Amazon Harnesses AI to Combat Fake Customer Reviews
This strategic use of AI technology allows the e-commerce giant to maintain the integrity of its review system and ensure a trustworthy shopping experience for users
Amazon wants to make sure that the reviews from customers are real and honest. People have talked about how to find fake reviews on Amazon. Recently, many companies have started using smart computer programs (AI) to find and remove fake reviews. Amazon is also using AI to help with this.
Amazon checks reviews before putting them online. They use smart computer programs (AI) to look for signs that a review might be fake. Most reviews pass the test and are posted quickly, but some are carefully checked by Amazon to make sure they’re real and honest.
“If Amazon is sure that a review is fake, they act fast to stop it or delete it. They also take additional steps if needed, like stopping the person from writing reviews, blocking accounts of dishonest users, and sometimes even going to court against those involved,” the company explained.
Amazon uses advanced technology to analyse various data to identify fake or incentivised reviews. Machine learning models examine seller activities, customer reports, behavioral patterns, review history, and more.

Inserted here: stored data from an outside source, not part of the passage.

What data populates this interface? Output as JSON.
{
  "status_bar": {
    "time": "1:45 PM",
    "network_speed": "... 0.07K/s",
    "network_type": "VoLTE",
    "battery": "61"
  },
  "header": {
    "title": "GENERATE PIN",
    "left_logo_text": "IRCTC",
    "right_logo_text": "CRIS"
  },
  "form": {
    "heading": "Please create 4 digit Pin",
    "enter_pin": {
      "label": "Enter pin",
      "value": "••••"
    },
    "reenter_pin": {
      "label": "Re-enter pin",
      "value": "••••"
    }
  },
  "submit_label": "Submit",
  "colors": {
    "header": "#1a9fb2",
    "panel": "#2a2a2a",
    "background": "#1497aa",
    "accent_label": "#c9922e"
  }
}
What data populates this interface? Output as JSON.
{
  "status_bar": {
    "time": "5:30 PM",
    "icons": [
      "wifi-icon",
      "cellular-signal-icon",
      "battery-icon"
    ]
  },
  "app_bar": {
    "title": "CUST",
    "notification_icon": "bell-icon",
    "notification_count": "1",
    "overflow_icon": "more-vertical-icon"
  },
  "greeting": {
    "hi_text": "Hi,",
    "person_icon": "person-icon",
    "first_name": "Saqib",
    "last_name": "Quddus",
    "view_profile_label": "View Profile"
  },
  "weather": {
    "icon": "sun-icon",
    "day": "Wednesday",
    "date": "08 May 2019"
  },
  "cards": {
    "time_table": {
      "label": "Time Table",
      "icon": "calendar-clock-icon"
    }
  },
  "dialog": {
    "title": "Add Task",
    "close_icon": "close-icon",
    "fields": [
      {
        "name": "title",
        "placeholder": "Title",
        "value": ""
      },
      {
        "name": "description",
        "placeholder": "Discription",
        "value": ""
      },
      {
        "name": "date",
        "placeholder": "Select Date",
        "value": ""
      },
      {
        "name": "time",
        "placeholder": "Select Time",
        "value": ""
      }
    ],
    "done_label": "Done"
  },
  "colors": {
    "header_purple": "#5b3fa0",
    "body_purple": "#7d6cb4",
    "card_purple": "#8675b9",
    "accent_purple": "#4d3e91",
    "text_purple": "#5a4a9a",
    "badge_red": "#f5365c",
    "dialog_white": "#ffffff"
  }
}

Large language models and natural language processing are employed to detect anomalies that suggest a review might be fake or influenced by incentives like gift cards or free products.
Deep graph neural networks are utilised to understand complex relationships and behaviors, helping identify and remove groups of dishonest users.

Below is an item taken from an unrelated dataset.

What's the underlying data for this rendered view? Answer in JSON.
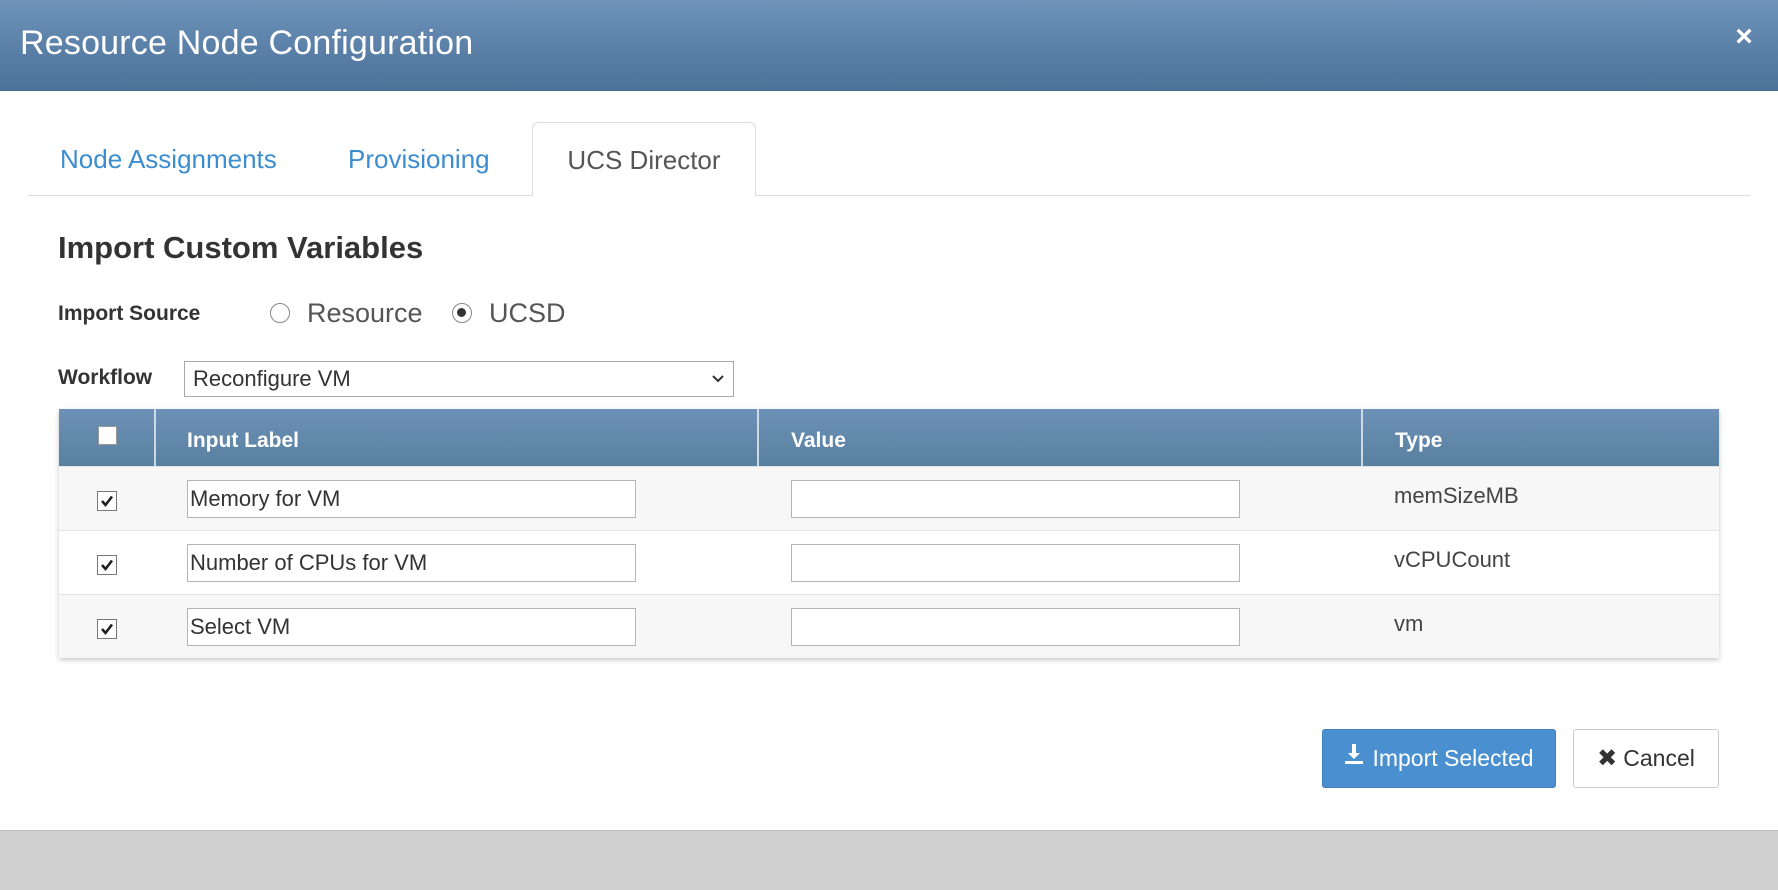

Josh Meek, a senior data science manager at Amazon, highlights the challenges in distinguishing between authentic and fake reviews, citing examples like rapid review accumulation due to advertising or a customer suspecting a review based on grammar.
To enhance review integrity, Amazon also brings in expert investigators when needed. In 2022, the company blocked over 200 million suspected fake reviews globally, demonstrating its commitment to maintaining a trustworthy review system in its online stores.